Murid-murid angkatan pertamanya terdiri dari 20 orang, menggunakan ruangan
pendopo kabupaten Bandung.
Setahun kemudian, 1905,
sekolahnya menambah kelas, sehingga kemudian pindah ke Jalan Ciguriang, Kebon
Cau. Lokasi baru ini dibeli Dewi Sartika dengan uang tabungan pribadinya, serta
bantuan dana pribadi dari Bupati Bandung. Lulusan pertama keluar pada tahun
1909, bahasa sunda bisa lebih mememenuhi syarat kelengkapan sekolah formal.
Pada tahun-tahun berikutnya di
beberapa wilayah Pasundan bermunculan beberapa Sakolah Istri, terutama yang
dikelola oleh perempuan-perempuan Sunda yang memiliki cita-cita yang sama
dengan Dewi Sartika. Pada tahun 1912 sudah berdiri sembilan Sakolah Istri di
kota-kota kabupaten (setengah dari seluruh kota kabupaten se-Pasundan).

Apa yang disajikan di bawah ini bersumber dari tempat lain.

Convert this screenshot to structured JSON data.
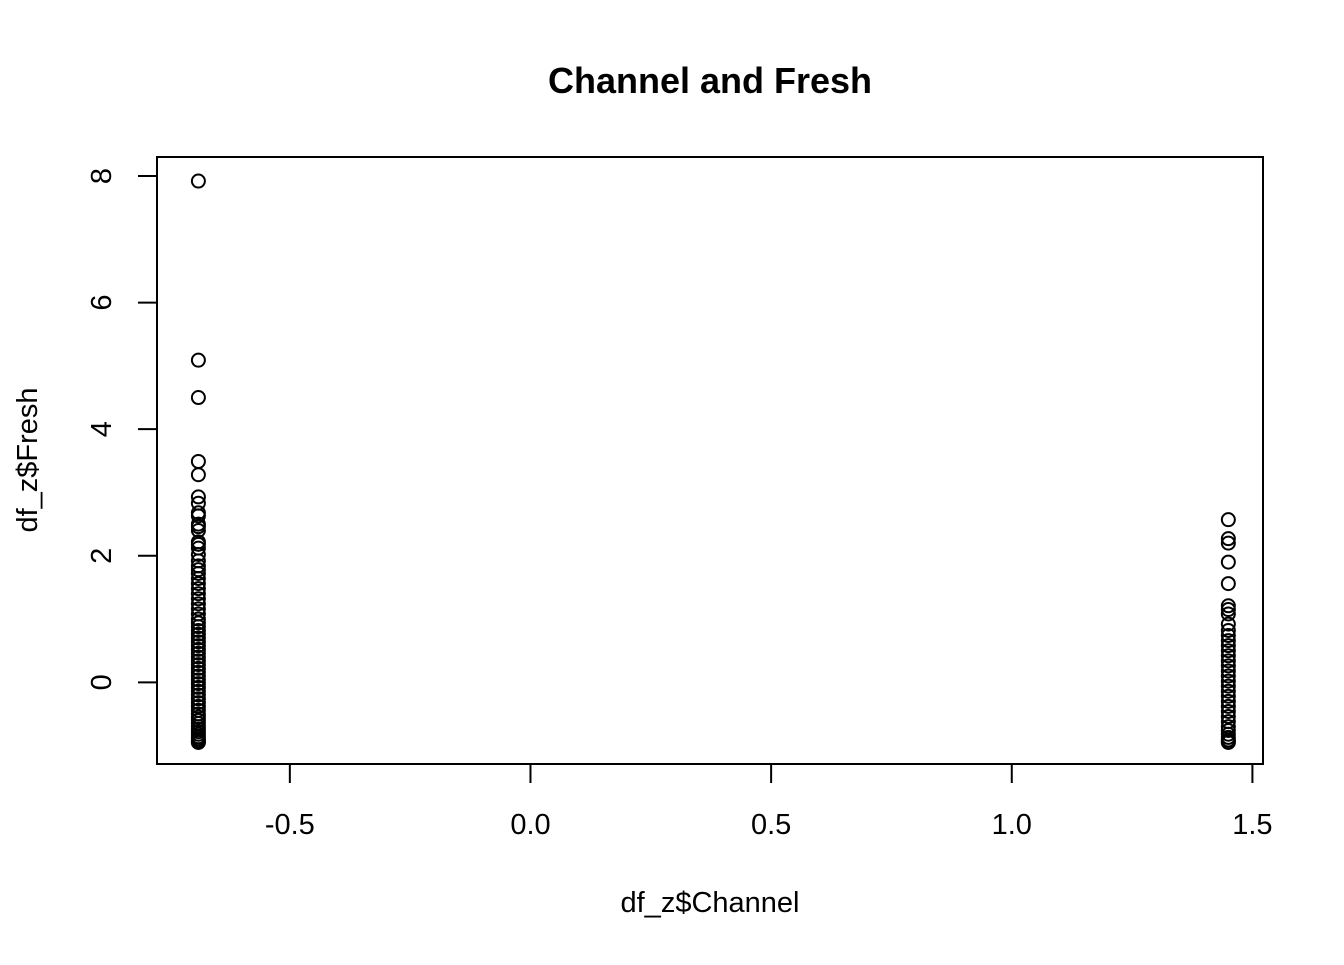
{
  "chart_data": {
    "type": "scatter",
    "title": "Channel and Fresh",
    "xlabel": "df_z$Channel",
    "ylabel": "df_z$Fresh",
    "xlim": [
      -0.776,
      1.522
    ],
    "ylim": [
      -1.29,
      8.3
    ],
    "x_ticks": [
      -0.5,
      0.0,
      0.5,
      1.0,
      1.5
    ],
    "x_tick_labels": [
      "-0.5",
      "0.0",
      "0.5",
      "1.0",
      "1.5"
    ],
    "y_ticks": [
      0,
      2,
      4,
      6,
      8
    ],
    "y_tick_labels": [
      "0",
      "2",
      "4",
      "6",
      "8"
    ],
    "grid": false,
    "marker": "open-circle",
    "colors": {
      "marker_stroke": "#000000",
      "axis": "#000000",
      "background": "#ffffff"
    },
    "series": [
      {
        "x_value": -0.69,
        "y_values": [
          7.92,
          5.09,
          4.5,
          3.49,
          3.28,
          2.93,
          2.83,
          2.68,
          2.63,
          2.5,
          2.46,
          2.4,
          2.22,
          2.18,
          2.12,
          2.02,
          1.92,
          1.84,
          1.78,
          1.72,
          1.64,
          1.56,
          1.48,
          1.4,
          1.32,
          1.24,
          1.16,
          1.08,
          1.0,
          0.94,
          0.88,
          0.82,
          0.76,
          0.7,
          0.64,
          0.58,
          0.52,
          0.46,
          0.4,
          0.34,
          0.28,
          0.22,
          0.16,
          0.1,
          0.04,
          -0.02,
          -0.08,
          -0.14,
          -0.2,
          -0.26,
          -0.32,
          -0.38,
          -0.44,
          -0.5,
          -0.55,
          -0.6,
          -0.65,
          -0.7,
          -0.74,
          -0.78,
          -0.82,
          -0.86,
          -0.89,
          -0.92,
          -0.94,
          -0.95
        ]
      },
      {
        "x_value": 1.45,
        "y_values": [
          2.57,
          2.27,
          2.2,
          1.9,
          1.56,
          1.21,
          1.15,
          1.08,
          0.92,
          0.82,
          0.74,
          0.66,
          0.58,
          0.5,
          0.42,
          0.34,
          0.26,
          0.18,
          0.1,
          0.02,
          -0.06,
          -0.14,
          -0.22,
          -0.3,
          -0.38,
          -0.46,
          -0.54,
          -0.62,
          -0.7,
          -0.76,
          -0.82,
          -0.87,
          -0.91,
          -0.94,
          -0.95
        ]
      }
    ]
  }
}
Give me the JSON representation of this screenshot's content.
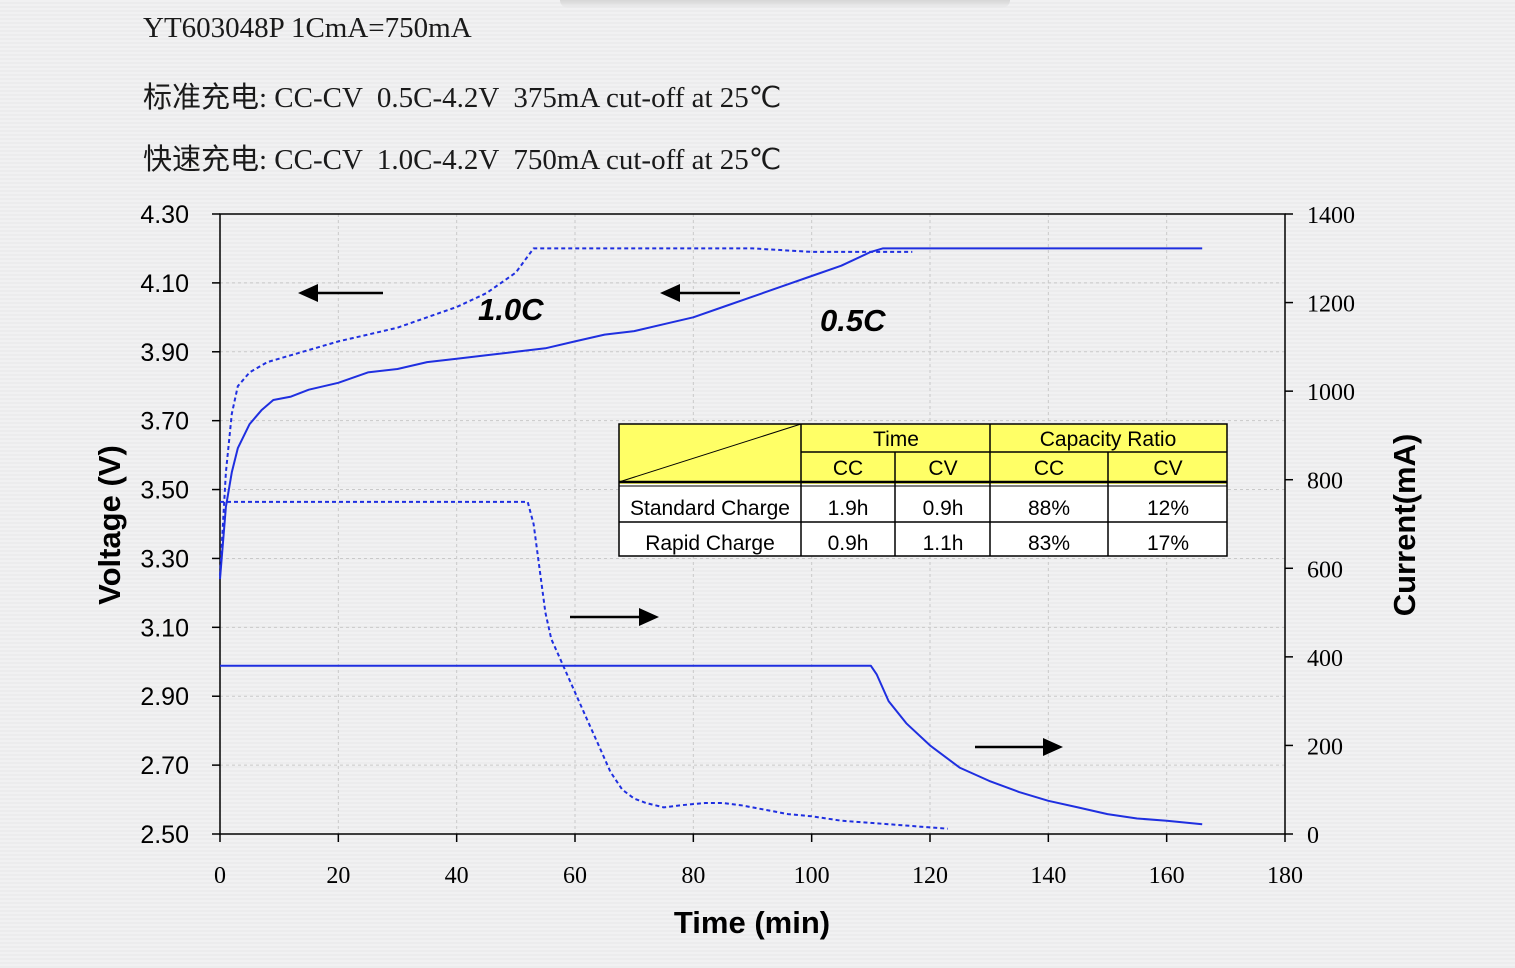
{
  "header": {
    "line1": "YT603048P 1CmA=750mA",
    "line2": "标准充电: CC-CV  0.5C-4.2V  375mA cut-off at 25℃",
    "line3": "快速充电: CC-CV  1.0C-4.2V  750mA cut-off at 25℃"
  },
  "colors": {
    "series": "#1f2fe0",
    "table_header": "#ffff66",
    "table_body": "#ffffff"
  },
  "chart_data": {
    "type": "line",
    "xlabel": "Time (min)",
    "ylabel": "Voltage (V)",
    "y2label": "Current(mA)",
    "xlim": [
      0,
      180
    ],
    "ylim": [
      2.5,
      4.3
    ],
    "y2lim": [
      0,
      1400
    ],
    "xticks": [
      "0",
      "20",
      "40",
      "60",
      "80",
      "100",
      "120",
      "140",
      "160",
      "180"
    ],
    "yticks": [
      "2.50",
      "2.70",
      "2.90",
      "3.10",
      "3.30",
      "3.50",
      "3.70",
      "3.90",
      "4.10",
      "4.30"
    ],
    "y2ticks": [
      "0",
      "200",
      "400",
      "600",
      "800",
      "1000",
      "1200",
      "1400"
    ],
    "grid": true,
    "annotations": [
      "1.0C",
      "0.5C"
    ],
    "series": [
      {
        "style": "dashed",
        "axis": "left",
        "points": [
          [
            0,
            3.25
          ],
          [
            1,
            3.55
          ],
          [
            2,
            3.72
          ],
          [
            3,
            3.8
          ],
          [
            5,
            3.84
          ],
          [
            8,
            3.87
          ],
          [
            12,
            3.89
          ],
          [
            16,
            3.91
          ],
          [
            20,
            3.93
          ],
          [
            25,
            3.95
          ],
          [
            30,
            3.97
          ],
          [
            35,
            4.0
          ],
          [
            40,
            4.03
          ],
          [
            45,
            4.07
          ],
          [
            50,
            4.13
          ],
          [
            53,
            4.2
          ],
          [
            55,
            4.2
          ],
          [
            60,
            4.2
          ],
          [
            70,
            4.2
          ],
          [
            80,
            4.2
          ],
          [
            90,
            4.2
          ],
          [
            100,
            4.19
          ],
          [
            110,
            4.19
          ],
          [
            117,
            4.19
          ]
        ]
      },
      {
        "style": "solid",
        "axis": "left",
        "points": [
          [
            0,
            3.24
          ],
          [
            1,
            3.45
          ],
          [
            2,
            3.55
          ],
          [
            3,
            3.62
          ],
          [
            5,
            3.69
          ],
          [
            7,
            3.73
          ],
          [
            9,
            3.76
          ],
          [
            12,
            3.77
          ],
          [
            15,
            3.79
          ],
          [
            20,
            3.81
          ],
          [
            25,
            3.84
          ],
          [
            30,
            3.85
          ],
          [
            35,
            3.87
          ],
          [
            40,
            3.88
          ],
          [
            45,
            3.89
          ],
          [
            50,
            3.9
          ],
          [
            55,
            3.91
          ],
          [
            60,
            3.93
          ],
          [
            65,
            3.95
          ],
          [
            70,
            3.96
          ],
          [
            75,
            3.98
          ],
          [
            80,
            4.0
          ],
          [
            85,
            4.03
          ],
          [
            90,
            4.06
          ],
          [
            95,
            4.09
          ],
          [
            100,
            4.12
          ],
          [
            105,
            4.15
          ],
          [
            110,
            4.19
          ],
          [
            112,
            4.2
          ],
          [
            120,
            4.2
          ],
          [
            130,
            4.2
          ],
          [
            140,
            4.2
          ],
          [
            150,
            4.2
          ],
          [
            160,
            4.2
          ],
          [
            166,
            4.2
          ]
        ]
      },
      {
        "style": "dashed",
        "axis": "right",
        "points": [
          [
            0,
            750
          ],
          [
            1,
            750
          ],
          [
            10,
            750
          ],
          [
            20,
            750
          ],
          [
            30,
            750
          ],
          [
            40,
            750
          ],
          [
            50,
            750
          ],
          [
            52,
            750
          ],
          [
            53,
            700
          ],
          [
            54,
            600
          ],
          [
            55,
            500
          ],
          [
            56,
            440
          ],
          [
            57,
            410
          ],
          [
            58,
            380
          ],
          [
            60,
            320
          ],
          [
            62,
            260
          ],
          [
            64,
            200
          ],
          [
            66,
            140
          ],
          [
            68,
            100
          ],
          [
            70,
            80
          ],
          [
            72,
            70
          ],
          [
            75,
            60
          ],
          [
            78,
            65
          ],
          [
            82,
            70
          ],
          [
            85,
            70
          ],
          [
            88,
            65
          ],
          [
            92,
            55
          ],
          [
            96,
            45
          ],
          [
            100,
            40
          ],
          [
            105,
            30
          ],
          [
            110,
            25
          ],
          [
            115,
            20
          ],
          [
            120,
            15
          ],
          [
            123,
            12
          ]
        ]
      },
      {
        "style": "solid",
        "axis": "right",
        "points": [
          [
            0,
            380
          ],
          [
            20,
            380
          ],
          [
            40,
            380
          ],
          [
            60,
            380
          ],
          [
            80,
            380
          ],
          [
            100,
            380
          ],
          [
            110,
            380
          ],
          [
            111,
            360
          ],
          [
            113,
            300
          ],
          [
            116,
            250
          ],
          [
            120,
            200
          ],
          [
            125,
            150
          ],
          [
            130,
            120
          ],
          [
            135,
            95
          ],
          [
            140,
            75
          ],
          [
            145,
            60
          ],
          [
            150,
            45
          ],
          [
            155,
            35
          ],
          [
            160,
            30
          ],
          [
            166,
            22
          ]
        ]
      }
    ],
    "table": {
      "group_headers": [
        "Time",
        "Capacity Ratio"
      ],
      "sub_headers": [
        "CC",
        "CV",
        "CC",
        "CV"
      ],
      "rows": [
        {
          "label": "Standard Charge",
          "values": [
            "1.9h",
            "0.9h",
            "88%",
            "12%"
          ]
        },
        {
          "label": "Rapid Charge",
          "values": [
            "0.9h",
            "1.1h",
            "83%",
            "17%"
          ]
        }
      ]
    }
  }
}
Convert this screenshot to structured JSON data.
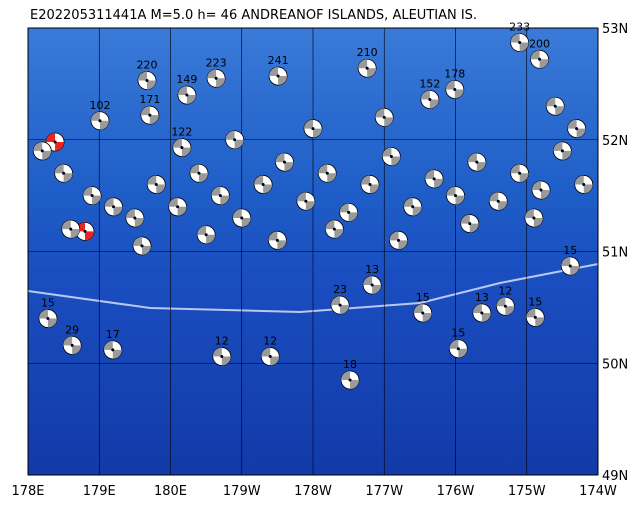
{
  "map_data": {
    "title": "E202205311441A M=5.0 h= 46 ANDREANOF ISLANDS, ALEUTIAN IS.",
    "lonlim": [
      178,
      186
    ],
    "latlim": [
      49,
      53
    ],
    "lonticks": [
      {
        "value": 178,
        "label": "178E"
      },
      {
        "value": 179,
        "label": "179E"
      },
      {
        "value": 180,
        "label": "180E"
      },
      {
        "value": 181,
        "label": "179W"
      },
      {
        "value": 182,
        "label": "178W"
      },
      {
        "value": 183,
        "label": "177W"
      },
      {
        "value": 184,
        "label": "176W"
      },
      {
        "value": 185,
        "label": "175W"
      },
      {
        "value": 186,
        "label": "174W"
      }
    ],
    "latticks": [
      {
        "value": 49,
        "label": "49N"
      },
      {
        "value": 50,
        "label": "50N"
      },
      {
        "value": 51,
        "label": "51N"
      },
      {
        "value": 52,
        "label": "52N"
      },
      {
        "value": 53,
        "label": "53N"
      }
    ],
    "grid": true,
    "ball_color": "#9a9a9a",
    "events": [
      {
        "label": 220,
        "lon": 179.67,
        "lat": 52.53
      },
      {
        "label": 223,
        "lon": 180.64,
        "lat": 52.55
      },
      {
        "label": 241,
        "lon": 181.51,
        "lat": 52.57
      },
      {
        "label": 210,
        "lon": 182.76,
        "lat": 52.64
      },
      {
        "label": 233,
        "lon": 184.9,
        "lat": 52.87
      },
      {
        "label": 200,
        "lon": 185.18,
        "lat": 52.72
      },
      {
        "label": 149,
        "lon": 180.23,
        "lat": 52.4
      },
      {
        "label": 102,
        "lon": 179.01,
        "lat": 52.17
      },
      {
        "label": 171,
        "lon": 179.71,
        "lat": 52.22
      },
      {
        "label": 178,
        "lon": 183.99,
        "lat": 52.45
      },
      {
        "label": 152,
        "lon": 183.64,
        "lat": 52.36
      },
      {
        "label": 122,
        "lon": 180.16,
        "lat": 51.93
      },
      {
        "label": 15,
        "lon": 185.61,
        "lat": 50.87
      },
      {
        "label": 15,
        "lon": 178.28,
        "lat": 50.4
      },
      {
        "label": 29,
        "lon": 178.62,
        "lat": 50.16
      },
      {
        "label": 17,
        "lon": 179.19,
        "lat": 50.12
      },
      {
        "label": 12,
        "lon": 180.72,
        "lat": 50.06
      },
      {
        "label": 12,
        "lon": 181.4,
        "lat": 50.06
      },
      {
        "label": 18,
        "lon": 182.52,
        "lat": 49.85
      },
      {
        "label": 23,
        "lon": 182.38,
        "lat": 50.52
      },
      {
        "label": 15,
        "lon": 185.12,
        "lat": 50.41
      },
      {
        "label": 12,
        "lon": 184.7,
        "lat": 50.51
      },
      {
        "label": 13,
        "lon": 184.37,
        "lat": 50.45
      },
      {
        "label": 15,
        "lon": 183.54,
        "lat": 50.45
      },
      {
        "label": 15,
        "lon": 184.04,
        "lat": 50.13
      },
      {
        "label": 13,
        "lon": 182.83,
        "lat": 50.7
      },
      {
        "lon": 178.38,
        "lat": 51.98,
        "color": "#e8251f"
      },
      {
        "lon": 178.8,
        "lat": 51.18,
        "color": "#e8251f"
      },
      {
        "lon": 178.2,
        "lat": 51.9
      },
      {
        "lon": 178.5,
        "lat": 51.7
      },
      {
        "lon": 178.9,
        "lat": 51.5
      },
      {
        "lon": 179.2,
        "lat": 51.4
      },
      {
        "lon": 179.5,
        "lat": 51.3
      },
      {
        "lon": 179.8,
        "lat": 51.6
      },
      {
        "lon": 180.1,
        "lat": 51.4
      },
      {
        "lon": 180.4,
        "lat": 51.7
      },
      {
        "lon": 180.7,
        "lat": 51.5
      },
      {
        "lon": 181.0,
        "lat": 51.3
      },
      {
        "lon": 181.3,
        "lat": 51.6
      },
      {
        "lon": 181.6,
        "lat": 51.8
      },
      {
        "lon": 181.9,
        "lat": 51.45
      },
      {
        "lon": 182.2,
        "lat": 51.7
      },
      {
        "lon": 182.5,
        "lat": 51.35
      },
      {
        "lon": 182.8,
        "lat": 51.6
      },
      {
        "lon": 183.1,
        "lat": 51.85
      },
      {
        "lon": 183.4,
        "lat": 51.4
      },
      {
        "lon": 183.7,
        "lat": 51.65
      },
      {
        "lon": 184.0,
        "lat": 51.5
      },
      {
        "lon": 184.3,
        "lat": 51.8
      },
      {
        "lon": 184.6,
        "lat": 51.45
      },
      {
        "lon": 184.9,
        "lat": 51.7
      },
      {
        "lon": 185.2,
        "lat": 51.55
      },
      {
        "lon": 185.5,
        "lat": 51.9
      },
      {
        "lon": 185.8,
        "lat": 51.6
      },
      {
        "lon": 178.6,
        "lat": 51.2
      },
      {
        "lon": 179.6,
        "lat": 51.05
      },
      {
        "lon": 180.5,
        "lat": 51.15
      },
      {
        "lon": 181.5,
        "lat": 51.1
      },
      {
        "lon": 182.3,
        "lat": 51.2
      },
      {
        "lon": 183.2,
        "lat": 51.1
      },
      {
        "lon": 184.2,
        "lat": 51.25
      },
      {
        "lon": 185.1,
        "lat": 51.3
      },
      {
        "lon": 180.9,
        "lat": 52.0
      },
      {
        "lon": 182.0,
        "lat": 52.1
      },
      {
        "lon": 183.0,
        "lat": 52.2
      },
      {
        "lon": 185.4,
        "lat": 52.3
      },
      {
        "lon": 185.7,
        "lat": 52.1
      }
    ]
  }
}
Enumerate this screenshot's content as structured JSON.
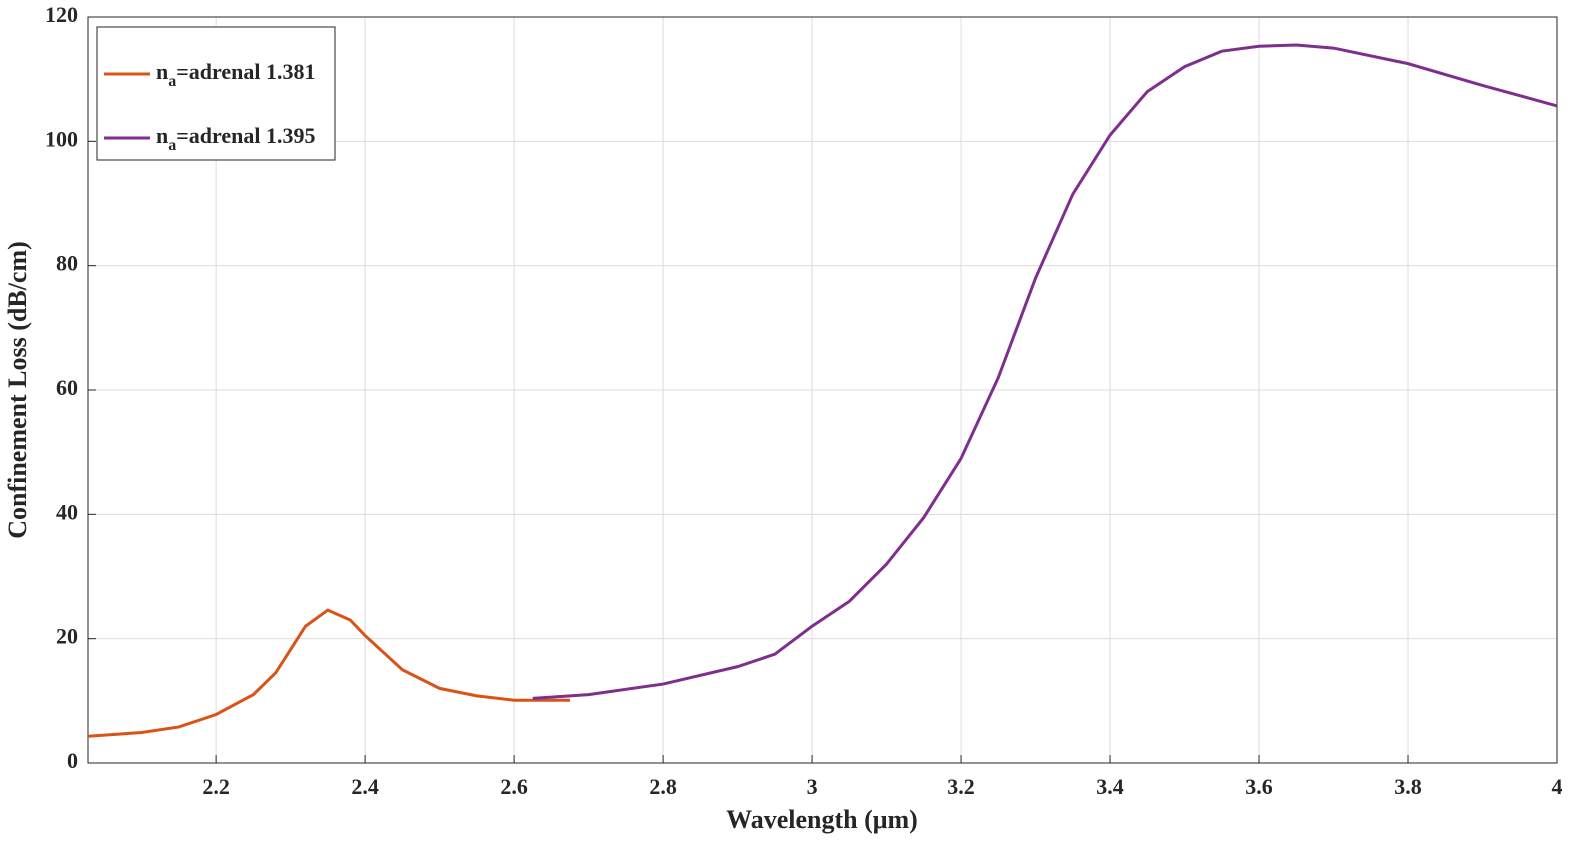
{
  "chart_data": {
    "type": "line",
    "xlabel": "Wavelength (μm)",
    "ylabel": "Confinement Loss (dB/cm)",
    "xlim": [
      2.028,
      4
    ],
    "ylim": [
      0,
      120
    ],
    "xticks": [
      2.2,
      2.4,
      2.6,
      2.8,
      3,
      3.2,
      3.4,
      3.6,
      3.8,
      4
    ],
    "yticks": [
      0,
      20,
      40,
      60,
      80,
      100,
      120
    ],
    "grid": true,
    "legend": "upper left",
    "series": [
      {
        "name": "na=adrenal 1.381",
        "color": "#d95319",
        "x": [
          2.028,
          2.1,
          2.15,
          2.2,
          2.25,
          2.28,
          2.32,
          2.35,
          2.38,
          2.4,
          2.45,
          2.5,
          2.55,
          2.6,
          2.675
        ],
        "values": [
          4.3,
          4.9,
          5.8,
          7.8,
          11,
          14.5,
          22,
          24.6,
          23,
          20.5,
          15,
          12,
          10.8,
          10.1,
          10.1
        ]
      },
      {
        "name": "na=adrenal 1.395",
        "color": "#7e2f8e",
        "x": [
          2.625,
          2.7,
          2.8,
          2.9,
          2.95,
          3.0,
          3.05,
          3.1,
          3.15,
          3.2,
          3.25,
          3.3,
          3.35,
          3.4,
          3.45,
          3.5,
          3.55,
          3.6,
          3.65,
          3.7,
          3.8,
          3.9,
          4
        ],
        "values": [
          10.4,
          11,
          12.7,
          15.5,
          17.5,
          22,
          26,
          32,
          39.5,
          49,
          62,
          78,
          91.5,
          101,
          108,
          112,
          114.5,
          115.3,
          115.5,
          115,
          112.5,
          109,
          105.7
        ]
      }
    ]
  }
}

Memasuki usia ke-sepuluh, tahun 1914, nama sekolahnya diganti menjadi Sakolah
Kautamaan Istri (Sekolah Keutamaan Perempuan). Kota-kota kabupaten wilayah
Pasundan yang belum memiliki Sakolah Kautamaan Istri tinggal tiga/empat,
semangat ini menyeberang ke Bukittinggi, di mana Sakolah Kautamaan Istri
didirikan oleh Encik Rama Saleh. Seluruh wilayah Pasundan lengkap memiliki
Sakolah Kautamaan Istri di tiap kota kabupatennya pada tahun 1920, ditambah
beberapa yang berdiri di kota kewedanaan.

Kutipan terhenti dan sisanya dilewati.